Matt and Elise are from different backgrounds; Matt’s family is wealthy, and Elise’s family is not. They marr because they are deeply in love, regardless of their families’ opinions. Elise is an elite dressage athlete who shows horses (that’s probably not the correct way to describe the sport, but it doesn’t really matter in the scheme of the book) and she’s got a shot at the next olympics, but her career takes her far away from her husband and daughter Grace for months at a time, so Matt is basically the only caregiver the majority of the time. Adding even more stress to their marriage is their financial situation; Elise’s training and equipment is enormously expensive, so they are forced to sell Matt’s family’s cabin in Lake Placid to keep afloat. So we begin the story with tension already building within the marriage, and then Gracie disappears while they’re in Lake Placid trying to sell the cabin; that’s when things start to really fall apart.

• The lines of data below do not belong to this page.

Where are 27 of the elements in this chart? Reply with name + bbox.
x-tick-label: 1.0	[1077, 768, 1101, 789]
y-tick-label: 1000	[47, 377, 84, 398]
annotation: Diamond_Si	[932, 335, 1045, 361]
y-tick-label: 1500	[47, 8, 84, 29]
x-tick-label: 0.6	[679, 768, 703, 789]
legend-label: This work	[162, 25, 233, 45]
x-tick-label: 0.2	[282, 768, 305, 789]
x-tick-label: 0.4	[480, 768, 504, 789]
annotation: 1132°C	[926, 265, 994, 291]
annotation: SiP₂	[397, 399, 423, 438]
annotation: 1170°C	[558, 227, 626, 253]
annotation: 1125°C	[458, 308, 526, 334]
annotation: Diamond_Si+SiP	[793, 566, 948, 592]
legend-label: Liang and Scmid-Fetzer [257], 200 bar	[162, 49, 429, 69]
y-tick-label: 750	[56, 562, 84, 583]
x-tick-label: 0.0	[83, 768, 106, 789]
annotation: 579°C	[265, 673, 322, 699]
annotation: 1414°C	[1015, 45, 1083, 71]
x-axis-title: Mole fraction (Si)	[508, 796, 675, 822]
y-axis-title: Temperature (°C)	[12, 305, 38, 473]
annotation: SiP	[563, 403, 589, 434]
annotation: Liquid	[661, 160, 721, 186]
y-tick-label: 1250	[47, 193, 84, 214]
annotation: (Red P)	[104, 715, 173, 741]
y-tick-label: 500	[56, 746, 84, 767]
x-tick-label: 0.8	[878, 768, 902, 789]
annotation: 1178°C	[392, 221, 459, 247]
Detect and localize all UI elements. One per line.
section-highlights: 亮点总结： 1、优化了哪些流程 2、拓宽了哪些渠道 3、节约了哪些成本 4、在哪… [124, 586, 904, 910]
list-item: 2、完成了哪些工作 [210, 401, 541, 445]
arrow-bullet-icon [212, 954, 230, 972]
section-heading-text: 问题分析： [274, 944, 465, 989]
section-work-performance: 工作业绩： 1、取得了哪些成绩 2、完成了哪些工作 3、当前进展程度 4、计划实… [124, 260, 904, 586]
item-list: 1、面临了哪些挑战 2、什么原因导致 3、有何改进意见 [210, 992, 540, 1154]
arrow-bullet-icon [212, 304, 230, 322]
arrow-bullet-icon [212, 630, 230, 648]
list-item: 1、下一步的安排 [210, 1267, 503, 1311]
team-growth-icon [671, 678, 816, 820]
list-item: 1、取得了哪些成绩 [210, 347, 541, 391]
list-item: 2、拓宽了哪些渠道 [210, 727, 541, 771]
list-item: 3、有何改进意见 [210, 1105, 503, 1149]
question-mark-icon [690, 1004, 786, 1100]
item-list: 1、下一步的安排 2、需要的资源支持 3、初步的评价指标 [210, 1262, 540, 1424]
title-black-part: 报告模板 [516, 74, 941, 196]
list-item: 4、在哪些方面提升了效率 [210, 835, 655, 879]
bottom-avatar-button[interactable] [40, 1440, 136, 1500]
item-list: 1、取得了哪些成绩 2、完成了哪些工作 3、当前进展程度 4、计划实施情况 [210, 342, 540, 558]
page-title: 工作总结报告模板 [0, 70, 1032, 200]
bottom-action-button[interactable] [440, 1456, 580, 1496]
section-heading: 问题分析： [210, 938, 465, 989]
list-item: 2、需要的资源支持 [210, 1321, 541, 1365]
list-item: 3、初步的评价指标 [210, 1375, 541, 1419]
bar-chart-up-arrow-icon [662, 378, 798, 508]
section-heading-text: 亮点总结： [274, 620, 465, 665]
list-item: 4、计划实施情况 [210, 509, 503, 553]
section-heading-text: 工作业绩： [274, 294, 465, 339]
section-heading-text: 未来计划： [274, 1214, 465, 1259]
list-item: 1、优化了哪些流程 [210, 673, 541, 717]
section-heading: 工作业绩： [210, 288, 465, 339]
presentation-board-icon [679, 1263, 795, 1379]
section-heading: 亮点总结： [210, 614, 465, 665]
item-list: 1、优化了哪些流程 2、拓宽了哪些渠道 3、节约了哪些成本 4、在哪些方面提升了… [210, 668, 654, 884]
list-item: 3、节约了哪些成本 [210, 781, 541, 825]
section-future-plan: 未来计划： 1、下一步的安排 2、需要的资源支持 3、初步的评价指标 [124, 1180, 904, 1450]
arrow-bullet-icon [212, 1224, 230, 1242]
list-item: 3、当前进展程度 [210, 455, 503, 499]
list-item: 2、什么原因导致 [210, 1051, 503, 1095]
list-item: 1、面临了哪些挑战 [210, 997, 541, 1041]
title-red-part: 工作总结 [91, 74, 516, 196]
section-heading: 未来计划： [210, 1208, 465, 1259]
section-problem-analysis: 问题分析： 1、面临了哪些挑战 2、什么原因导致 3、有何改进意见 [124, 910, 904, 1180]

The plotting wa well done, in fact, I skipped to the last few pages just so I could see what happened which I LITERALLY NEVER DO when I read books because it’s cheating, but I was dying to know how it ended. Obviously I won’t talk about that here in case you want to read the book, but the plotting is where my compliments are going to end. I hated Elise and Matt with the fire of a thousand burning suns, so in the end, Gracie was the only person I really cared about, and because she disappears halfway through, we don’t get much time with her. Matt is completely tone deaf; yes he’s a good parent, but that’s his only positive quality. He’s completely naive, and I didn’t feel sorry for him at all when he has to sell the damn cabin. I felt it’s a bit tone deaf to frame this sale as such a tragedy, I don’t think I could think of a more obvious first world problem. “Oh no, you have to sell your lakeside property”, boo hoo. And Matt’s naive insistence that he’s a local because his family has had a cabin in the town for so long is pathetic, but let’s move on.

Elise is just annoying. She’s selfish in many ways, but she too is naive, and her character is the most unrealistic. She and Matt have been struggling for years, and then she brings up the fact that she has to leave her family for even longer periods of time, stalling Matt’s career almost completely, and he has nothing to say about it? And she accepts his fake enthusiasm and believes it to be true? Come on, they’ve been together for over a decade, every married couple knows by that time you’ve dropped the pretenses and feel comfortable enough to just say how you feel. The lack of communication between these two is astounding, and quite frankly, I thought that if the book was to have a happy ending, it would involve them getting a divorce first and foremost.

I don’t want to sound as judgey as this post is turning out to be, but I just can’t help myself. The tagline on the front cover says “how much pressure can a marriage take?” so it signals to me that the most important aspect to this book is the marriage itself. But how can I care about the marriage if it seems like the most unrealistic thing about the story? Now before I come off as a completely awful person, I will say that this is the first book of Tish Cohen’s that I’ve read, and I have heard wonderful things about her, so I will give her other books a try. This hasn’t put me off her writing completely, but I’m disappointed in her latest, Little Green.